LEGISLATURE PASSES LANDLORD-FRIENDLY CHANGES TO STATE’S LANDLORD-TENANT LAWS

| Litigation

By:  Nicholas J. Linz, Attorney at Hager, Dewick & Zuengler, S.C

Governor Walker recently signed a bill into law which amends several existing landlord-tenant statutes.  With the passage of 2015 Wisconsin Act 176 (“Act 176”), effective March 2, 2016, landlords are now equipped with a more effective and realistic procedure to address common headaches and remove problem tenants.

While Act 176 revises a number of sections of the State’s landlord-tenant laws, this article will address three changes which may have a significant effect upon local landlords and tenants.  One such change aims to protect landlords and other tenants from criminal and drug-related activity.  Under the old law, a landlord with knowledge of criminal or drug-related activity taking place within a rental unit was required to serve the tenant with a five-day right to cure notice before being able to start an eviction action.  The tenant could avoid eviction by simply stopping the criminal or drug-related activity within the five-day notice period.  From a practical perspective, the five-day right to cure notice was an ineffective tool to curb behavior which significantly increases the landlord’s liability exposure and decreases the safety of the landlord and other tenants.

Act 176 allows landlords to terminate a tenancy by serving a non-curable five-day notice upon a tenant who has engaged in or who permits family members, guests, or invitees to engage in certain criminal or drug related activity within the rental unit.  The notice must contain the following information: (1) notification that the tenant must vacate the rental unit within five days of service of the notice; (2) a description of the criminal or drug-related activity, including the date which it took place and the identity or a description of the person(s) involved; (3) notification that the tenant may seek assistance from legal counsel, a volunteer legal clinic, or a tenant resource center; and (4) notification that the tenant may contest the allegations before a court commissioner or judge if an eviction action is ultimately filed.

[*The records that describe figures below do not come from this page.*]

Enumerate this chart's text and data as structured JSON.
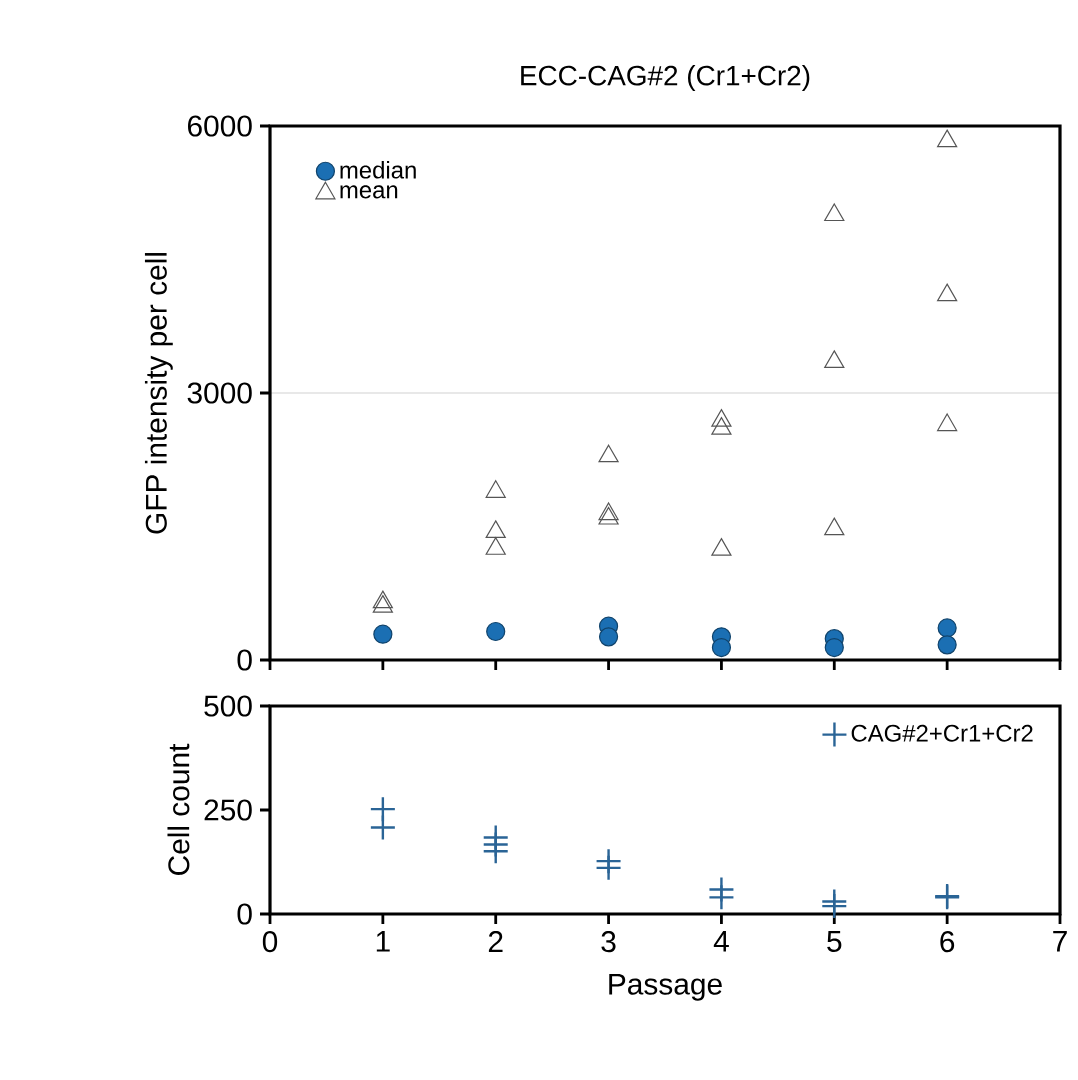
{
  "chart_data": [
    {
      "type": "scatter",
      "title": "ECC-CAG#2 (Cr1+Cr2)",
      "ylabel": "GFP intensity per cell",
      "xlim": [
        0,
        7
      ],
      "xticks": [
        0,
        1,
        2,
        3,
        4,
        5,
        6,
        7
      ],
      "ylim": [
        0,
        6000
      ],
      "yticks": [
        0,
        3000,
        6000
      ],
      "grid": "y",
      "tick_labels": "y",
      "legend": "top left",
      "series": [
        {
          "name": "median",
          "color": "#1b6fb3",
          "marker": "circle",
          "x": [
            1,
            2,
            3,
            3,
            4,
            4,
            5,
            5,
            6,
            6
          ],
          "values": [
            290,
            320,
            380,
            260,
            260,
            140,
            240,
            140,
            360,
            170
          ]
        },
        {
          "name": "mean",
          "color": "#555555",
          "marker": "triangle",
          "x": [
            1,
            1,
            2,
            2,
            2,
            3,
            3,
            3,
            4,
            4,
            4,
            5,
            5,
            5,
            6,
            6,
            6
          ],
          "values": [
            600,
            650,
            1890,
            1440,
            1250,
            2290,
            1640,
            1590,
            2690,
            2600,
            1240,
            5000,
            3350,
            1470,
            5830,
            4100,
            2640
          ]
        }
      ]
    },
    {
      "type": "scatter",
      "xlabel": "Passage",
      "ylabel": "Cell count",
      "xlim": [
        0,
        7
      ],
      "xticks": [
        0,
        1,
        2,
        3,
        4,
        5,
        6,
        7
      ],
      "ylim": [
        0,
        500
      ],
      "yticks": [
        0,
        250,
        500
      ],
      "legend": "top right",
      "series": [
        {
          "name": "CAG#2+Cr1+Cr2",
          "color": "#2a6496",
          "marker": "cross",
          "x": [
            1,
            1,
            2,
            2,
            2,
            3,
            3,
            4,
            4,
            5,
            5,
            6,
            6
          ],
          "values": [
            252,
            208,
            184,
            167,
            151,
            127,
            111,
            59,
            40,
            30,
            19,
            43,
            40
          ]
        }
      ]
    }
  ]
}
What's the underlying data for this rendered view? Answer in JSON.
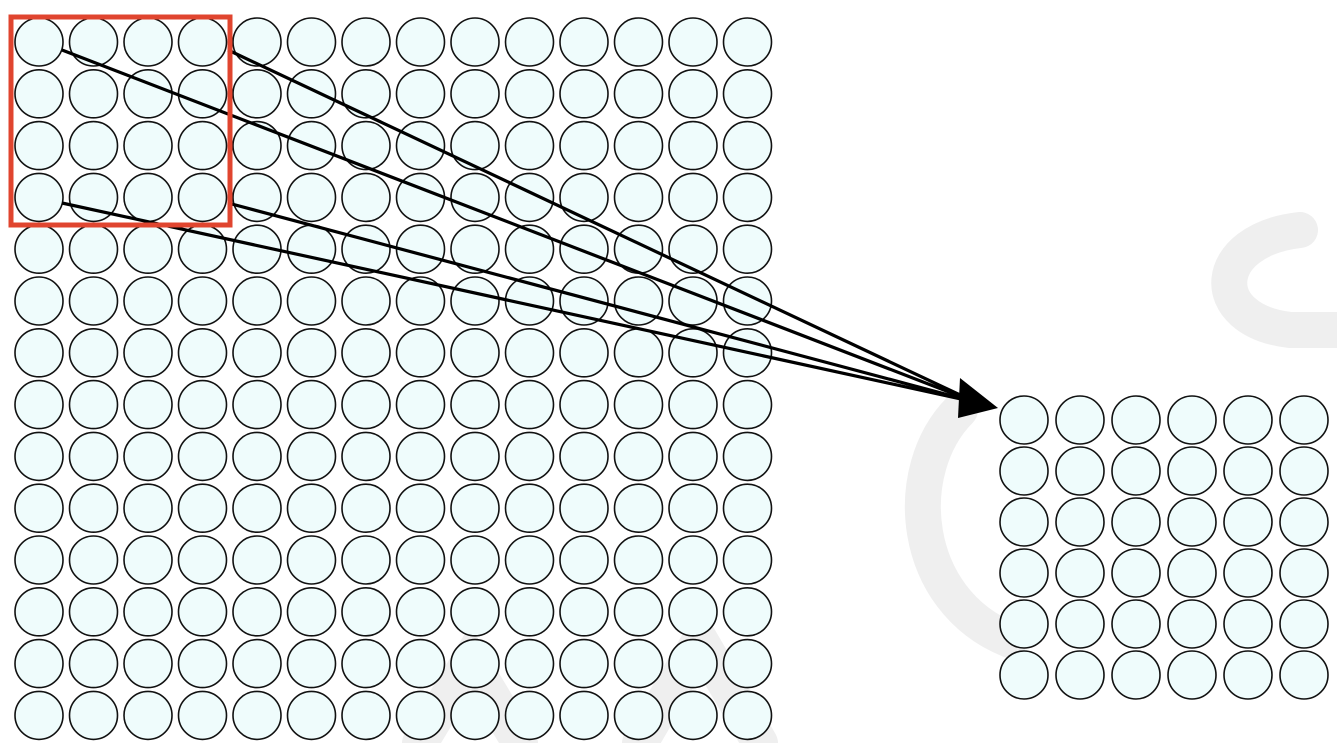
{
  "diagram": {
    "input_layer": {
      "rows": 14,
      "cols": 14
    },
    "receptive_field": {
      "rows": 4,
      "cols": 4
    },
    "output_layer": {
      "rows": 6,
      "cols": 6
    },
    "colors": {
      "neuron_fill": "#effcfc",
      "neuron_stroke": "#111111",
      "field_box": "#e0452f",
      "arrow": "#000000",
      "background": "#ffffff",
      "watermark": "#efefef"
    }
  }
}
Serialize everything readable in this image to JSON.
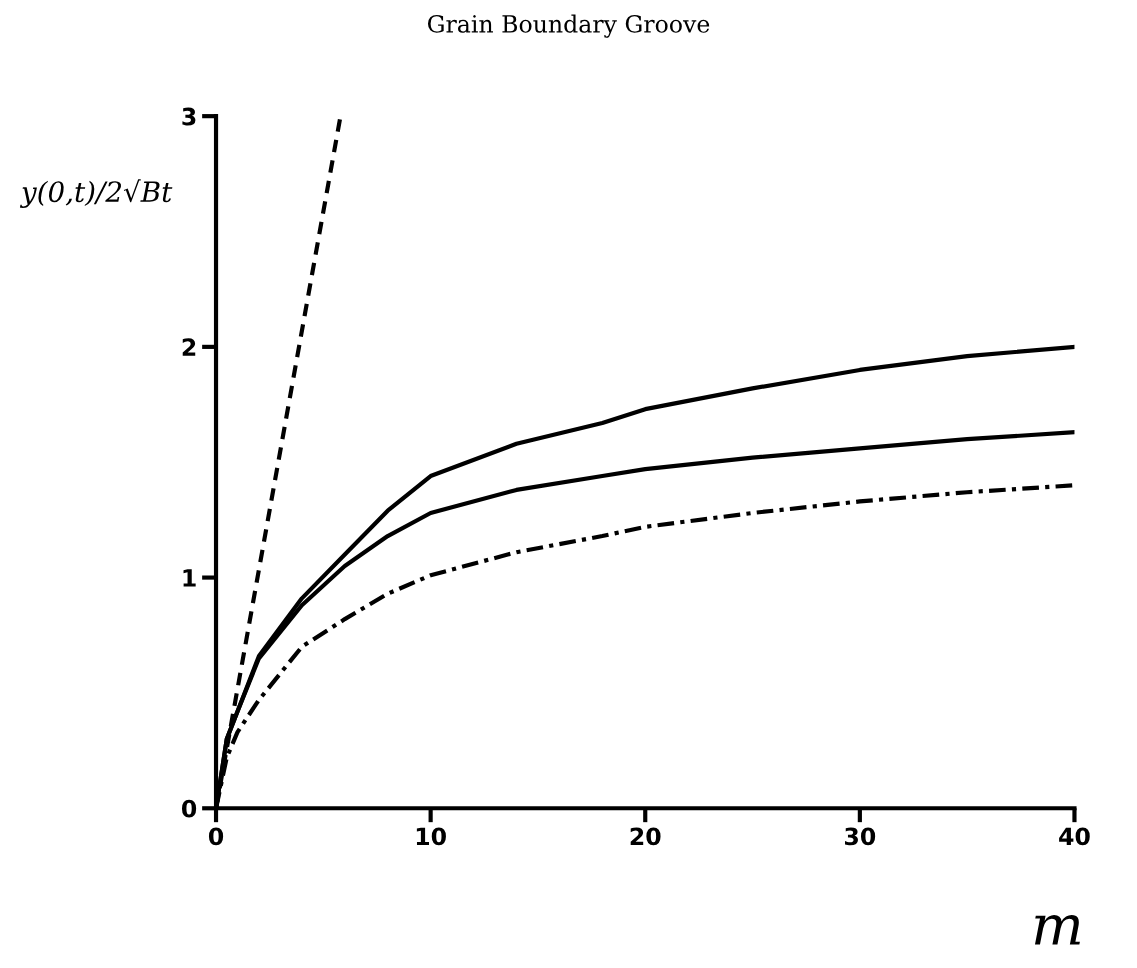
{
  "chart_data": {
    "type": "line",
    "title": "Grain Boundary Groove",
    "xlabel": "m",
    "ylabel": "y(0,t)/2√Bt",
    "xlim": [
      0,
      40
    ],
    "ylim": [
      0,
      3
    ],
    "xticks": [
      0,
      10,
      20,
      30,
      40
    ],
    "yticks": [
      0,
      1,
      2,
      3
    ],
    "grid": false,
    "legend": false,
    "series": [
      {
        "color": "#000000",
        "line_style": "dashed",
        "x": [
          0,
          5.8
        ],
        "values": [
          0,
          3
        ]
      },
      {
        "color": "#000000",
        "line_style": "solid",
        "x": [
          0,
          0.5,
          1,
          2,
          4,
          6,
          8,
          10,
          14,
          18,
          20,
          25,
          30,
          35,
          40
        ],
        "values": [
          0,
          0.3,
          0.42,
          0.66,
          0.91,
          1.1,
          1.29,
          1.44,
          1.58,
          1.67,
          1.73,
          1.82,
          1.9,
          1.96,
          2.0
        ]
      },
      {
        "color": "#000000",
        "line_style": "solid",
        "x": [
          0,
          0.5,
          1,
          2,
          4,
          6,
          8,
          10,
          14,
          18,
          20,
          25,
          30,
          35,
          40
        ],
        "values": [
          0,
          0.3,
          0.42,
          0.65,
          0.88,
          1.05,
          1.18,
          1.28,
          1.38,
          1.44,
          1.47,
          1.52,
          1.56,
          1.6,
          1.63
        ]
      },
      {
        "color": "#000000",
        "line_style": "dashdot",
        "x": [
          0,
          0.5,
          1,
          2,
          4,
          6,
          8,
          10,
          14,
          18,
          20,
          25,
          30,
          35,
          40
        ],
        "values": [
          0,
          0.22,
          0.33,
          0.47,
          0.7,
          0.82,
          0.93,
          1.01,
          1.11,
          1.18,
          1.22,
          1.28,
          1.33,
          1.37,
          1.4
        ]
      }
    ]
  }
}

A tenant does not need to be arrested for or convicted of a crime to trigger a landlord’s right to terminate tenancy by sending a non-curable five-day notice.  However, not all crimes or drug related activity will trigger such a right and Act 176 does not specifically define which crimes will apply.  The criminal activity must threaten the health, safety, and peaceful enjoyment of other tenants, threaten the health or safety of the landlord, or involve the manufacturing or distribution of controlled substances.  Possession or use of a controlled substance in or around the rental unit will not trigger this right.  Further, the lack of definition as to which criminal activities will apply leaves room for judicial discretion.  Finally, a five-day non-curable notice may not be served upon a tenant who is the victim of the criminal activity.

Another change brought about by Act 176 relates to the service of notice terminating the tenancy of a repeat offender.  The overall procedure has not changed.  A tenant who commits a non-monetary breach of the lease may be served with a five-day right to cure notice.  If the tenant breached the lease again within twelve months, the landlord could terminate tenancy by service of a non-curable fourteen day notice.

Under the old law, the fourteen day notice had to be served prior to the tenant’s remedying the breach.  Practically speaking, it was difficult for landlords to serve this notice contemporaneously while the tenant is committing certain types of repeated but temporary breaches of the lease such as excessive noise, smoking within the rental unit, or illegal parking.  Act 176 allows landlords to serve a fourteen-day non-curable notice terminating tenancy after the repeated breach has occurred.  Notwithstanding this change, a landlord who wishes to terminate a tenancy with a fourteen-day notice should promptly serve it upon the tenant, so as to avoid the inference that the landlord has acquiesced to the tenant’s continued tenancy in spite of the breach.

The final change which this article will mention relates to dealing with trespassers.  The definition of a trespasser has been redefined to mean anyone who remains on the property after consent is withdrawn from a lawful tenant, or landlord (if there is no lawful tenant).  Further, Act 176 requires that law enforcement have a written policy requiring officers with probable cause that a trespass is being committed to remove the trespasser from the property.  This change may be useful for tenants who wish to remove a guest, ex-boyfriend, or ex-girlfriend who is not on the lease and who refuses to leave.  If a trespasser is removed from the property and leaves personal property behind, the landlord must hold the personal property for a period of at least seven days before disposing of it.

The topics discussed in this article are among those which are most likely to have a significant impact upon local landlords and tenants.  However, this article does not address Act 176 in its entirety.  Those interested in learning more about the changes brought about by the passage of Act 176, and how said changes may effect leases and/or notices to tenants, should contact an attorney with knowledge of landlord-tenant law.